Pues resulta que, con normativa de la Unión Europea o sin ella, la mitad de los juguetes con los que se entretienen nuestros hijos no cumple los requisitos mínimos de seguridad exigidos. Tiempos aquellos en que con un pedazo de caña y una latilla nos fabricábamos una flecha, o una lima afilada nos servía para jugar al pincho sin destrozarnos el pie. Pero eran, claro, otros momentos. Eran, claro, otro tipo de niños.
Porque no me negarán ustedes que, si los niños tienen juguetes peligrosos (¿cuáles quedan, me apresuro a preguntarme?), tampoco podemos exigirles a los padres que velen hasta extremos patológicos por la integridad de sus retoños, si ninguno dice ni pío con la que les está cayendo en todo lo alto desde hace algunos años: mismamente, desde que los niños se han convertido en objetivo de mercado, en target de orquestadas campañas de consumo. Campañas a las que, además, les importa tres pitos la edad de los chavales. O, dicho de otra manera, campañas que ni siquiera tratan de endilgarles a la tarjeta de crédito de papá o de mamá un juguete electrónico de los caros y pijos, sino que más bien parece que lo que pretenden es acortar cada vez más la infancia y acelerar el ciclo vital de los chavales. Convertirlos en viejos antes de tiempo.

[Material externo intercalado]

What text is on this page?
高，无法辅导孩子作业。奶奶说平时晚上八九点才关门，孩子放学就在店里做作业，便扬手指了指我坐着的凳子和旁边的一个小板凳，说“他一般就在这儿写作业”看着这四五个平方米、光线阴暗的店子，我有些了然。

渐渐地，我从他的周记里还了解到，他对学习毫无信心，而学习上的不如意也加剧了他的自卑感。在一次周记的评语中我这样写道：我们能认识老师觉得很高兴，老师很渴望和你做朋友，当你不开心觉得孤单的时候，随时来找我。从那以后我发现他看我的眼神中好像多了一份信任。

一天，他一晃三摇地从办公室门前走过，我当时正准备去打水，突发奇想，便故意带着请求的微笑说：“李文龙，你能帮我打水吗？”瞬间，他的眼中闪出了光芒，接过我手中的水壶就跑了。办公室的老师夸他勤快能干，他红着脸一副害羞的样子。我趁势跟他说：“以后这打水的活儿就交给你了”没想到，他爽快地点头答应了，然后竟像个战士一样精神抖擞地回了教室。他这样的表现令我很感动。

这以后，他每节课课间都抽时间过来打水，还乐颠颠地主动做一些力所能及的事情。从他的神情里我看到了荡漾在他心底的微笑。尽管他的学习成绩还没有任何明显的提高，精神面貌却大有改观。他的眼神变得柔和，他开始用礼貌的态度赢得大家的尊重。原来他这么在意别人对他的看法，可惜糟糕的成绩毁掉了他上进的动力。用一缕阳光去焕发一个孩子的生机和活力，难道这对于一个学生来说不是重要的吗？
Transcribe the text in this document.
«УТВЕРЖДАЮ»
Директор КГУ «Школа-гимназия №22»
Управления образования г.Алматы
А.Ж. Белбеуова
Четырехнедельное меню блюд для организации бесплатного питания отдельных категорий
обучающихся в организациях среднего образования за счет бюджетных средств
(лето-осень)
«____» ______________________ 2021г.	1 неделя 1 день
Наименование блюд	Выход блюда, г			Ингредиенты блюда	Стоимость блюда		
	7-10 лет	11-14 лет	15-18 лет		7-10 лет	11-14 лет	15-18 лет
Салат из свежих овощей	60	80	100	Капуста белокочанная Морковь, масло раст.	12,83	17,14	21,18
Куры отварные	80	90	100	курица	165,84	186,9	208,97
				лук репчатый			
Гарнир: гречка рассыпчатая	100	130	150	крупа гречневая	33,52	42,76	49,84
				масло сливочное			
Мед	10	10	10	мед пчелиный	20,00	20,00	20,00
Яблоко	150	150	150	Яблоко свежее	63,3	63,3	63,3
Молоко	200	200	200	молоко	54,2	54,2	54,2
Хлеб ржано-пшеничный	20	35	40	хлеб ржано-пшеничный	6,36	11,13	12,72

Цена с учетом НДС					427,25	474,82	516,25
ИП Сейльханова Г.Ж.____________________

En nuestra sociedad parece que los niños ya no existen. Pongan ustedes la televisión a cualquier hora y verán que los dibujos animados sólo se emiten por la mañana muy temprano, tempranísimo, y no a la hora tradicional de la merienda, espacio conquistado por las meretrices y los exhibicionistas de lo catódico. Esperen ustedes un viernes en prime-time y verán a niños contando chistes verdes, a mamás orgullosísimas de lo trastos que son sus pequeños, a crías de siete años fardando de cuernos y novios y, ya rizando el rizo, a progenitoras superencantadas porque la benjamina de la casa baila rap duro y si gana el premio de la semana se hará un piercing en la ceja izquierda. Si llevamos unos añitos donde se nos está vendiendo que para triunfar en sociedad es conveniente no dar un palo al agua y echarle morro al asunto, la cosa se vuelve más preocupante cuando vemos que el síndrome de la mamá del artista corre suelto por todas las televisiones, todos los concursos, todos los hoteles del país, donde van en peregrinación a presentar al nene y a la nena a ver si se hace famosete y los saca a todos de pobres. Hemos sustituido el sueño de ganar la lotería, la quiniela o la primitiva por el de explotar al niño, y parece que importa poco que después la criaturita, cuando le quiten la alfombra de los pies, pueda desarrollar traumas, psicopatías, neuras, celos. Si ustedes no se acuerdan de Macauly Caulkin (el chavalín de Solo en casa), seguro que a todos les suena, del papel couché, el quinario que pasó luego Joselito.
Vale que todos somos conscientes de que hoy los niños no son tontos, que saben más que Briján, y que tampoco es cuestión de mantenerlos toda la vida en la inopia de los cuentos de hadas y las casitas de caramelo. Pero la explotación inhumana a la que se ven sometidos, a veces por sus padres, y otras por empresas televisivas o discográficas no parece de recibo. Los niños son niños, y no tienen que ser otra cosa sino niños. Niños felices, no preadolescentes espabilaos de siete años ni pilinguis prepúberes que no pueden entender la música que escuchan ni la que repiten. Niños que jueguen y rían, que aprendan que el triunfo en la vida no es cuestión de carambolas, sino de esfuerzo, y que hay una edad para cada cosa, y que todo llega a su momento. Luego nos echamos las manos a la cabeza, nos escandalizamos de que tengamos dentro del cesto al huevo de la serpiente, sin querer aceptar que estamos criando a Calígula, entre nosotros, por nuestra falta de cariño, porque creemos que son nuestros juguetes, desde chiquetitos.